Canadian Gera Scott Chandler came upon the idea for "ethni’Zens", the first of her art dolls when she was beachcombing and stopped to study the form of some bull kelp that was strewn upon the sand.
Says Gera, "I saw the suggestion of a long skirt cascading from a dancer’s hips and visualized an exciting way to combine polymer clay with fiber and found materials to create an evocative character who is subtly beautiful and unabashedly aloof."
Tennessee’s Jai Johnson has developed an interesting twist on cloisonne which she plans to pursue in 2006. She talks about her plans and has the best pictures on her blog.
Jai first created the setting with genuine gold leaf on the edges. Then she built a network of "cloisons" (cells or compartments) by forming 14K gold filled bezel wire into a pattern for the center of the pendant. Each "cell" was then painted using tinted polymer, filled gradually until she obtained the shading and coloring she wanted, with multiple firings between layers.
These nicely shaped swirls from patsy monk at the Tampa Bay's September meeting caught my eye.
Makes me wanna go Skinner and swirl.
If you're heading south this winter, you might want to check out the Florida calendar of events. Dayle Doroshow will teach Niches, Shrines and Secret Places, a one day workshop, on Wednesday March 15, 2006 in Clearwater Florida. For more info, go to the guild's web site.
Then March 16-19 Dayle presents two workshops at the Florida Tropical Weavers Guild Conference in Leesburg, Florida in March. Ancient Cultures and New Frontiers explore the versatile, exciting, and playful possibilities of polymer clay, as it is used to create artifacts, jewelry, and embellishments. Maggie Maggio will teach Smashing Color Theory for Dyers at the same conference.
I spent a good bit of time over the weekend browsing through the online photo sites, flickr and pbase and such. After slogging through a ton of typical polymer work, I happened on some fresh foreign designs.

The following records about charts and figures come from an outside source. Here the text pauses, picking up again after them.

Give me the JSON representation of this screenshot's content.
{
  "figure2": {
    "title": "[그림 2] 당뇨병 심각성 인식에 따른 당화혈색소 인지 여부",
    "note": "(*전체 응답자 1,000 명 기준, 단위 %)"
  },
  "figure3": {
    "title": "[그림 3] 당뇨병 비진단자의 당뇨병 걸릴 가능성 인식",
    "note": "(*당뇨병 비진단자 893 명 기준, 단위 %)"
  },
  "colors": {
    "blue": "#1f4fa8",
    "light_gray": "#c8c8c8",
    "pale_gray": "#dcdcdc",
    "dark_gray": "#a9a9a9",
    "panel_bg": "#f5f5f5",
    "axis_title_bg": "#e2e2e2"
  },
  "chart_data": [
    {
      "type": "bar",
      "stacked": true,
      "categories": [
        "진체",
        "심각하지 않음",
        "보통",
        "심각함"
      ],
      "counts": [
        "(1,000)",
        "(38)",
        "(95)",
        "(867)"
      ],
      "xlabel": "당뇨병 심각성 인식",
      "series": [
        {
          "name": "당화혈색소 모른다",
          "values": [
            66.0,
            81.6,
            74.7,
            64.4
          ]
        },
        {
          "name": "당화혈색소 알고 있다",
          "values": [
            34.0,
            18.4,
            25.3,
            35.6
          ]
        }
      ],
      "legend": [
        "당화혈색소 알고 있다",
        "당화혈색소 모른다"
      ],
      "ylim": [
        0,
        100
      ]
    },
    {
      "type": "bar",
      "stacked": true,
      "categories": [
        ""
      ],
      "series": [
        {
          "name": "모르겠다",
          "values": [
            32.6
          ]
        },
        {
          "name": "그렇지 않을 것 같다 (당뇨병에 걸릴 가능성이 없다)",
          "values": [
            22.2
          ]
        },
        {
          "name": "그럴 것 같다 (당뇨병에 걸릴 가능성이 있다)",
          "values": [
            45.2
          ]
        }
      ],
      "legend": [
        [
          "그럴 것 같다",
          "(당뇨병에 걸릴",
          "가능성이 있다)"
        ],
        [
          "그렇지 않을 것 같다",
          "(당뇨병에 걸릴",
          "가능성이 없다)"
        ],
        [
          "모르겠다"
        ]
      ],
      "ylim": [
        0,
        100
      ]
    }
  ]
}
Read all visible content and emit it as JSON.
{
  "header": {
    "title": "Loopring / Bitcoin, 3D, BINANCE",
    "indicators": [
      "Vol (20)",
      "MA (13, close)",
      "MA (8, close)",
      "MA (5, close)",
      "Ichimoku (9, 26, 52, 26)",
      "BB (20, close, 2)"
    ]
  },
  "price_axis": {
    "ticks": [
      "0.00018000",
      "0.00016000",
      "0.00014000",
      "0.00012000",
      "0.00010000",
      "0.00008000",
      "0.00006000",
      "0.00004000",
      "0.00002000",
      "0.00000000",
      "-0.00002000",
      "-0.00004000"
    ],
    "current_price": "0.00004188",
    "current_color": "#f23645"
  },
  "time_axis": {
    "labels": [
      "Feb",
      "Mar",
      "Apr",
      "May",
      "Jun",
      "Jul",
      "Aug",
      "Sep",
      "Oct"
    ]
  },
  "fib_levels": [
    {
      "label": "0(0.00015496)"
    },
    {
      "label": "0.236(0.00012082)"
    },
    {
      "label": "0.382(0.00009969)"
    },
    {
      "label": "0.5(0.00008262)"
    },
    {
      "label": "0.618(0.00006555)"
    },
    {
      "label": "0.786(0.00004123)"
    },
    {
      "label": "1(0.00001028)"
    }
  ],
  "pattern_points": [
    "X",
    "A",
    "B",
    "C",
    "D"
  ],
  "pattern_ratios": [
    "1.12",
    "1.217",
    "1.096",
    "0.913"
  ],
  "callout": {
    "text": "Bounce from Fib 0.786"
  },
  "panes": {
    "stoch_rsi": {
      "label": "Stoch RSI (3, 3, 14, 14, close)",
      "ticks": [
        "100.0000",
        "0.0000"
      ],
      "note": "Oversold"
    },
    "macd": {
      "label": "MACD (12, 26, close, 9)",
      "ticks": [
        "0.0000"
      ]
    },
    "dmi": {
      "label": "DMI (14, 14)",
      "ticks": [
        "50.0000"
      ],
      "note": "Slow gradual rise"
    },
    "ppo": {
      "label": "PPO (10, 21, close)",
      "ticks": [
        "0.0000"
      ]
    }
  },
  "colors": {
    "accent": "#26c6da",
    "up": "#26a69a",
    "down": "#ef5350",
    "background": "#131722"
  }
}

I ran a young French designer’s site through Altavista Babelfish for translation. What a hoot that was. Many of Magali Thiébaud’s pieces look like candies. The idiom translations are very rough.
"My jewels point out candies, the chocolate, the liquorice and of other sugar refineries. To carry a Croquezmoicreation jewel is to be beautiful to crunch."
Late at night with a glass of wine it’s a surreal experience. I found some interesting Portugese things too. Nothing like other cultures to shake you out of your own design rut and widen your horizons.
I’ve written to Magali Thiébaud to get details about her work but there’s no response yet. Visit Croquezmoicreation.com.
Her Flickr albums contain her most interesting work. Be warned, it’s easy to get lost in the maze of these monster sites and there’s a lot of stuff to wade through. Let me show you the way. Try this page.
Primitive and pretty. Primitive and pink. Ronna Weltman has taken a new tack. (Her new photos might not have gotten posted on her site yet.) This light delicate look is a nice departure from the heavier designs we’re used to in polymer work.
I guess I’m already in the mood for spring.
Judy Belcher’s new book arrived from Amazon yesterday. I’ll feature a few things to entice you in the coming days. It’s filled with pictures that will inspire you. I’m sure the text is informative too but like most of you, I’m hung up on the photos.
Found these pictures from the workshops of Dan Cormier and Tracy Holmes on the Northwest Polymer Clay Guild site. The guild reports that, "Dan debuted a new system for creating patterns in polymer clay. After four years of experimenting, Dan shared his latest breakthroughs in surface and veneer design. Simple two-toned canes became the source for an endless collection of intricate patterns, all without any cane reduction. We also explored "Mokume Dan-eh."
Judy Kuskin sent me this link to Jeffrey Dever. I wasn’t familiar with his work and was bowled over. Talk about ombre!
Jeffrey is featured in November in the Function+Art Gallery in Chicago. The gallery newsletter says, "His highly organic approach and bright polychrome palette combine for animated yet elegant brooches, pins and necklaces." They showed his work at October’s SOFA.
Thanks so much for the tip, Judy. If you find an exciting link, please send it along!
Who better than Judith Skinner, mother of the Skinner Blend, to design this great necklace whose color gradually grows darker? She donated the item to the Pingree silent auction. Judith has a new website you might want to visit.
This triangle of Skinner blend folded over onto itself to form a bead is a pretty clever twist on her theme as well.